La police souhaite conserver les images prises par les ANPR pendant un an. C’est le délai moyen nécessaire à la justice et à la police pour vérifier tous les outils de recherche tels que les images de caméras. La loi actuelle sur les caméras ne permet de les garder que pendant un mois. Le cabinet de jambon travaille à une nouvelle législation, qui vise à sortir l’utilisation de caméras de police de la loi sur les caméras.

Réseau de surveillance orwellien

Personne ne semble réaliser que les caméras ANPR photographient beaucoup plus que la plaque minéralogique. « Il est vrai qu’on prend une photo de tout le véhicule, y compris les occupants. Quand il y a assez de lumière, qu’il n’y a pas de reflets sur le pare-brise et que la caméra photographie depuis le bon angle, on peut voir le nombre de personnes dans la voiture et les reconnaître. Les caméras ANPR qui sont sur le marché sont déjà en haute définition : les informations sont suffisamment détaillées », déclare le commissaire en chef Chris Drieskens, responsable projet à la police fédérale et responsable du projet ANPR.

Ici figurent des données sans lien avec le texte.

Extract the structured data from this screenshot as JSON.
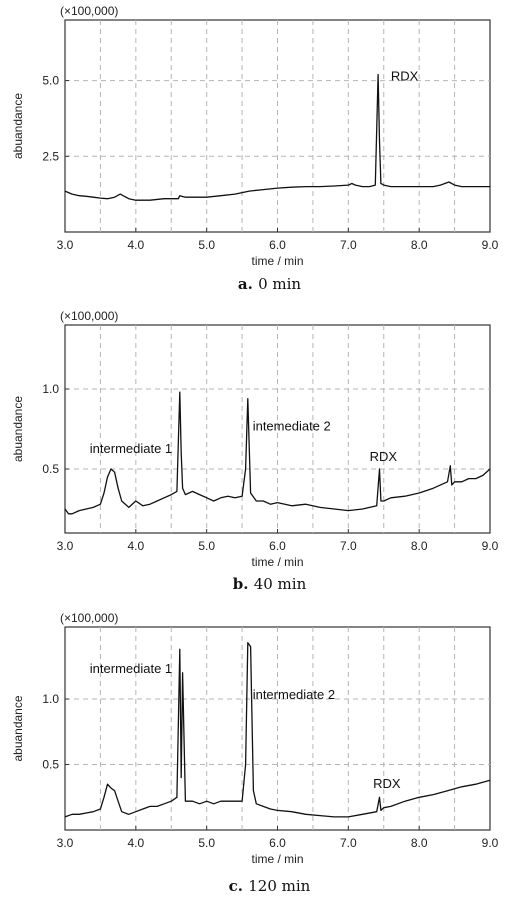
{
  "chart_data": [
    {
      "type": "line",
      "panel_letter": "a.",
      "caption": "0 min",
      "multiplier_label": "(×100,000)",
      "xlabel": "time / min",
      "ylabel": "abuandance",
      "xlim": [
        3.0,
        9.0
      ],
      "ylim": [
        0.0,
        7.0
      ],
      "xticks": [
        "3.0",
        "4.0",
        "5.0",
        "6.0",
        "7.0",
        "8.0",
        "9.0"
      ],
      "yticks": [
        "2.5",
        "5.0"
      ],
      "grid": true,
      "annotations": [
        {
          "label": "RDX",
          "x": 7.6,
          "y": 5.0
        }
      ],
      "series": [
        {
          "x": [
            3.0,
            3.05,
            3.1,
            3.2,
            3.3,
            3.4,
            3.5,
            3.6,
            3.7,
            3.78,
            3.82,
            3.9,
            4.0,
            4.2,
            4.4,
            4.6,
            4.62,
            4.7,
            4.8,
            5.0,
            5.2,
            5.4,
            5.6,
            5.8,
            6.0,
            6.2,
            6.4,
            6.6,
            6.8,
            7.0,
            7.05,
            7.1,
            7.2,
            7.3,
            7.38,
            7.42,
            7.44,
            7.46,
            7.5,
            7.6,
            7.8,
            8.0,
            8.2,
            8.3,
            8.42,
            8.5,
            8.6,
            8.8,
            9.0
          ],
          "y": [
            1.35,
            1.3,
            1.25,
            1.2,
            1.18,
            1.15,
            1.12,
            1.1,
            1.15,
            1.25,
            1.2,
            1.1,
            1.05,
            1.05,
            1.1,
            1.1,
            1.2,
            1.15,
            1.15,
            1.15,
            1.2,
            1.25,
            1.35,
            1.4,
            1.45,
            1.48,
            1.5,
            1.5,
            1.52,
            1.55,
            1.6,
            1.55,
            1.5,
            1.5,
            1.55,
            5.2,
            3.0,
            1.6,
            1.55,
            1.5,
            1.5,
            1.5,
            1.5,
            1.55,
            1.65,
            1.55,
            1.5,
            1.5,
            1.5
          ]
        }
      ]
    },
    {
      "type": "line",
      "panel_letter": "b.",
      "caption": "40 min",
      "multiplier_label": "(×100,000)",
      "xlabel": "time / min",
      "ylabel": "abuandance",
      "xlim": [
        3.0,
        9.0
      ],
      "ylim": [
        0.1,
        1.4
      ],
      "xticks": [
        "3.0",
        "4.0",
        "5.0",
        "6.0",
        "7.0",
        "8.0",
        "9.0"
      ],
      "yticks": [
        "0.5",
        "1.0"
      ],
      "grid": true,
      "annotations": [
        {
          "label": "intermediate 1",
          "x": 3.35,
          "y": 0.6
        },
        {
          "label": "intemediate 2",
          "x": 5.65,
          "y": 0.74
        },
        {
          "label": "RDX",
          "x": 7.3,
          "y": 0.55
        }
      ],
      "series": [
        {
          "x": [
            3.0,
            3.05,
            3.1,
            3.2,
            3.3,
            3.4,
            3.5,
            3.55,
            3.6,
            3.65,
            3.7,
            3.75,
            3.8,
            3.9,
            4.0,
            4.1,
            4.2,
            4.3,
            4.4,
            4.5,
            4.58,
            4.62,
            4.64,
            4.66,
            4.7,
            4.8,
            4.9,
            5.0,
            5.1,
            5.2,
            5.3,
            5.4,
            5.5,
            5.55,
            5.58,
            5.62,
            5.7,
            5.8,
            5.9,
            6.0,
            6.2,
            6.4,
            6.6,
            6.8,
            7.0,
            7.2,
            7.4,
            7.44,
            7.46,
            7.5,
            7.6,
            7.8,
            8.0,
            8.2,
            8.4,
            8.44,
            8.46,
            8.5,
            8.6,
            8.7,
            8.8,
            8.9,
            9.0
          ],
          "y": [
            0.25,
            0.22,
            0.22,
            0.24,
            0.25,
            0.26,
            0.28,
            0.35,
            0.45,
            0.5,
            0.48,
            0.38,
            0.3,
            0.26,
            0.3,
            0.27,
            0.28,
            0.3,
            0.32,
            0.34,
            0.36,
            0.98,
            0.6,
            0.38,
            0.34,
            0.36,
            0.34,
            0.32,
            0.3,
            0.32,
            0.33,
            0.32,
            0.33,
            0.5,
            0.94,
            0.35,
            0.3,
            0.3,
            0.28,
            0.29,
            0.27,
            0.28,
            0.26,
            0.25,
            0.24,
            0.25,
            0.27,
            0.5,
            0.3,
            0.3,
            0.32,
            0.33,
            0.35,
            0.38,
            0.42,
            0.52,
            0.4,
            0.42,
            0.42,
            0.44,
            0.44,
            0.46,
            0.5
          ]
        }
      ]
    },
    {
      "type": "line",
      "panel_letter": "c.",
      "caption": "120 min",
      "multiplier_label": "(×100,000)",
      "xlabel": "time / min",
      "ylabel": "abuandance",
      "xlim": [
        3.0,
        9.0
      ],
      "ylim": [
        0.0,
        1.55
      ],
      "xticks": [
        "3.0",
        "4.0",
        "5.0",
        "6.0",
        "7.0",
        "8.0",
        "9.0"
      ],
      "yticks": [
        "0.5",
        "1.0"
      ],
      "grid": true,
      "annotations": [
        {
          "label": "intermediate 1",
          "x": 3.35,
          "y": 1.2
        },
        {
          "label": "intermediate 2",
          "x": 5.65,
          "y": 1.0
        },
        {
          "label": "RDX",
          "x": 7.35,
          "y": 0.32
        }
      ],
      "series": [
        {
          "x": [
            3.0,
            3.1,
            3.2,
            3.3,
            3.4,
            3.5,
            3.55,
            3.6,
            3.65,
            3.7,
            3.75,
            3.8,
            3.9,
            4.0,
            4.1,
            4.2,
            4.3,
            4.4,
            4.5,
            4.58,
            4.62,
            4.64,
            4.66,
            4.7,
            4.8,
            4.9,
            5.0,
            5.1,
            5.2,
            5.3,
            5.4,
            5.5,
            5.55,
            5.58,
            5.62,
            5.66,
            5.7,
            5.8,
            5.9,
            6.0,
            6.2,
            6.4,
            6.6,
            6.8,
            7.0,
            7.2,
            7.4,
            7.44,
            7.46,
            7.5,
            7.6,
            7.8,
            8.0,
            8.2,
            8.4,
            8.6,
            8.8,
            9.0
          ],
          "y": [
            0.1,
            0.12,
            0.12,
            0.13,
            0.14,
            0.16,
            0.25,
            0.35,
            0.32,
            0.3,
            0.22,
            0.14,
            0.12,
            0.14,
            0.16,
            0.18,
            0.18,
            0.2,
            0.22,
            0.25,
            1.38,
            0.4,
            1.2,
            0.22,
            0.22,
            0.2,
            0.22,
            0.2,
            0.22,
            0.22,
            0.22,
            0.22,
            0.5,
            1.43,
            1.4,
            0.3,
            0.2,
            0.18,
            0.16,
            0.15,
            0.14,
            0.12,
            0.11,
            0.1,
            0.1,
            0.12,
            0.14,
            0.25,
            0.15,
            0.17,
            0.18,
            0.22,
            0.25,
            0.27,
            0.3,
            0.33,
            0.35,
            0.38
          ]
        }
      ]
    }
  ]
}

Willem Debeuckelaere, président de la Commission vie privée, se dit surpris : « Je ne savais pas du tout que les caméras ANPR pouvaient également être utilisées pour la reconnaissance faciale. Et la pratique m’apprend que ce qui est techniquement possible sera effectivement appliqué. À moins qu’une législation claire y mette un frein. Ainsi, il est strictement interdit en Belgique d’utiliser de l’information ADN pour les questions d’assurances. Nous étudierons les possibilités de l’ANPR avec la Commission Vie privée. Un débat de société s’impose d’urgence. »

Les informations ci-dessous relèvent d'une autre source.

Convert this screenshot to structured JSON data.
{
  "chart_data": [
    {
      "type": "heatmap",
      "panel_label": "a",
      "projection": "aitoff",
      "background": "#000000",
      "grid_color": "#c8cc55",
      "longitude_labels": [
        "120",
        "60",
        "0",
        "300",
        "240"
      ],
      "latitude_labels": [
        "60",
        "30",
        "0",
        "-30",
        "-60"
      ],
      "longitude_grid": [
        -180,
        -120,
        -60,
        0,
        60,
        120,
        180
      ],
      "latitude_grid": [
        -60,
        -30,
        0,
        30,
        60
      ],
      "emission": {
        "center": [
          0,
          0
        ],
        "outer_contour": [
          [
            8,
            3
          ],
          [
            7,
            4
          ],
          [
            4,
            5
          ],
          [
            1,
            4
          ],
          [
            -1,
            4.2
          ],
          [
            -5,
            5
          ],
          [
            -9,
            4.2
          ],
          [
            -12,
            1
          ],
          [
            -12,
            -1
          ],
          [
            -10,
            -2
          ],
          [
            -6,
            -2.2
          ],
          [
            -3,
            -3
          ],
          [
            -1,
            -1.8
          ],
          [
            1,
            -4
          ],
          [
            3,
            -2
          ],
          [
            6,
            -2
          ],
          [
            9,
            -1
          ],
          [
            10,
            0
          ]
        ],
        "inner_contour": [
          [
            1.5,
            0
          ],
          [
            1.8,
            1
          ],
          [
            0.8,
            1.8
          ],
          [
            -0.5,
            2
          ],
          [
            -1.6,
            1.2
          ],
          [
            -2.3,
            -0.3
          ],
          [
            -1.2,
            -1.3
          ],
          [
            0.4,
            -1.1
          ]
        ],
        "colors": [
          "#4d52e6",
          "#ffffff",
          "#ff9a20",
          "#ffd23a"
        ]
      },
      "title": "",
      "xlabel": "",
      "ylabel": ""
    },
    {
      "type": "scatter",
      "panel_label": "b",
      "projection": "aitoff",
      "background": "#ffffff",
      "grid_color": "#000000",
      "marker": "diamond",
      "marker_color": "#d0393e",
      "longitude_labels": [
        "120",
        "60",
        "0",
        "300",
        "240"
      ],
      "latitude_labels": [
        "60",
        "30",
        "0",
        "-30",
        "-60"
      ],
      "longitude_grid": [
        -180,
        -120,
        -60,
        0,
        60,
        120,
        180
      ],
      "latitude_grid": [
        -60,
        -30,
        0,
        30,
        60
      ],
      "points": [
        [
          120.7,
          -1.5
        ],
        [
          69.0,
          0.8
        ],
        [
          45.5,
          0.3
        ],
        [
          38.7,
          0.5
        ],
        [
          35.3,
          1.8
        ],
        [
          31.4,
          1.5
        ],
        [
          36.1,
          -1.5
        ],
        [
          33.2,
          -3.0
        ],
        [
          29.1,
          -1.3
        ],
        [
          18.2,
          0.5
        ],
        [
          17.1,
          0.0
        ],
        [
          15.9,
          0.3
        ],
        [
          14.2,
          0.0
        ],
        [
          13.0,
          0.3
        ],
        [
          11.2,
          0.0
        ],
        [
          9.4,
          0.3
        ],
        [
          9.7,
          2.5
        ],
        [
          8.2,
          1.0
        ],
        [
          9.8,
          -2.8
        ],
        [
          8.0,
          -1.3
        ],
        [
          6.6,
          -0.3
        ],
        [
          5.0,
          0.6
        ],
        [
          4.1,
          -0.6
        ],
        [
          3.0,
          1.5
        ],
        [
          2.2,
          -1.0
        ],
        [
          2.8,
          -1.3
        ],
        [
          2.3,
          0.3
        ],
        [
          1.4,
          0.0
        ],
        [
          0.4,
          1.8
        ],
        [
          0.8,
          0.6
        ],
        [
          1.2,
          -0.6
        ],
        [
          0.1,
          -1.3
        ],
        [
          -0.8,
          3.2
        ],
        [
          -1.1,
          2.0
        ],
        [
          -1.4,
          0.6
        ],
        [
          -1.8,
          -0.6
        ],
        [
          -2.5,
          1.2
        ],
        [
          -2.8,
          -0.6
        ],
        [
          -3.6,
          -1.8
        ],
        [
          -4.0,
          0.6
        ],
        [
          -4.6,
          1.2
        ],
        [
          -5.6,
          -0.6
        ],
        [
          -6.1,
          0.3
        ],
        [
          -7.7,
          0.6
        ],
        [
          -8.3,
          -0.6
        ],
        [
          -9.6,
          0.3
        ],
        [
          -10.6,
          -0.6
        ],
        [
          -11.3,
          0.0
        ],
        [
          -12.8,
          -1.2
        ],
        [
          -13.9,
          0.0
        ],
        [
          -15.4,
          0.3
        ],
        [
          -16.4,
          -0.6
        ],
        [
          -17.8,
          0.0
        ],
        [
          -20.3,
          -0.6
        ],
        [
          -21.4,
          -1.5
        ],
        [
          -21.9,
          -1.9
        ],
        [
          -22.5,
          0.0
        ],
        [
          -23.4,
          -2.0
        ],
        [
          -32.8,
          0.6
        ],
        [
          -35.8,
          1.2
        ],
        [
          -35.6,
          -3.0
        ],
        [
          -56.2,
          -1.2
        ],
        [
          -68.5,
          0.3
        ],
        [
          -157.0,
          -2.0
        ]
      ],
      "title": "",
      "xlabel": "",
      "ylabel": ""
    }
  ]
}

En mai 2016, le gouvernement fédéral a lancé un autre projet novateur pour la police. I-Police, encore en phase de démarrage, doit moderniser la gestion d’informations et l’IT de la police. Et le projet ECS (Enterprise Cloud Suite) doit améliorer un meilleur échange d’informations entre les services de police fédéraux et locaux. « Aujourd’hui, les PV ne sont centralisés nulle part numériquement », déclare Van Raemdonck. « Cela va changer. Dès qu’un agent rédigera un PV, cela se verra dans toute la Belgique. Il est évidemment important d’imposer un contrôle strict sur les personnes habilitées à consulter les datas. Il est certain que les requêtes progresseront à une vitesse énorme, car nous souhaitons intégrer toutes les banques de données de la police. On pourra associer beaucoup plus de données. Les algorithmes et les logiciels joueront un rôle de plus en plus important dans les opérations de police. »

Risque de piratage

Le professeur Bart Preneel (KuLeuven), expert mondial en matière de sécurisation de datas, tire la sonnette d’alarme. Pour l’instant, Preneel travaille avec d’autres académiciens belges à un rapport sur les big data, qui sera publié en mai par la KVAB (Académie royale flamande de Belgique des sciences et des arts). « Avec les big data, on court le risque de big breaches, de grandes fuites. Imaginez-vous qu’une super banque de données de la police soit piratée par les services de renseignements ou le crime organisé. Les dégâts seront immenses. En outre, tous ces algorithmes complexes, qui s’adaptent en permanence, représentent également un risque : à la longue, on ne sait plus pourquoi on a pris une décision. Ce n’est pas seulement une question de transparence, cela peut aussi les inciter à discriminer un citoyen. »

L’année dernière, Knack a travaillé avec 20 journalistes issus de 8 pays européens à une grande enquête sur la technologie de sécurité. De Correspondent, VPRO Tegenlicht, ARD, Die Zeit,L’Espresso, Svenska Dagbladet, Dagbladed Information, Longplay et Politico sont les autres médias participants.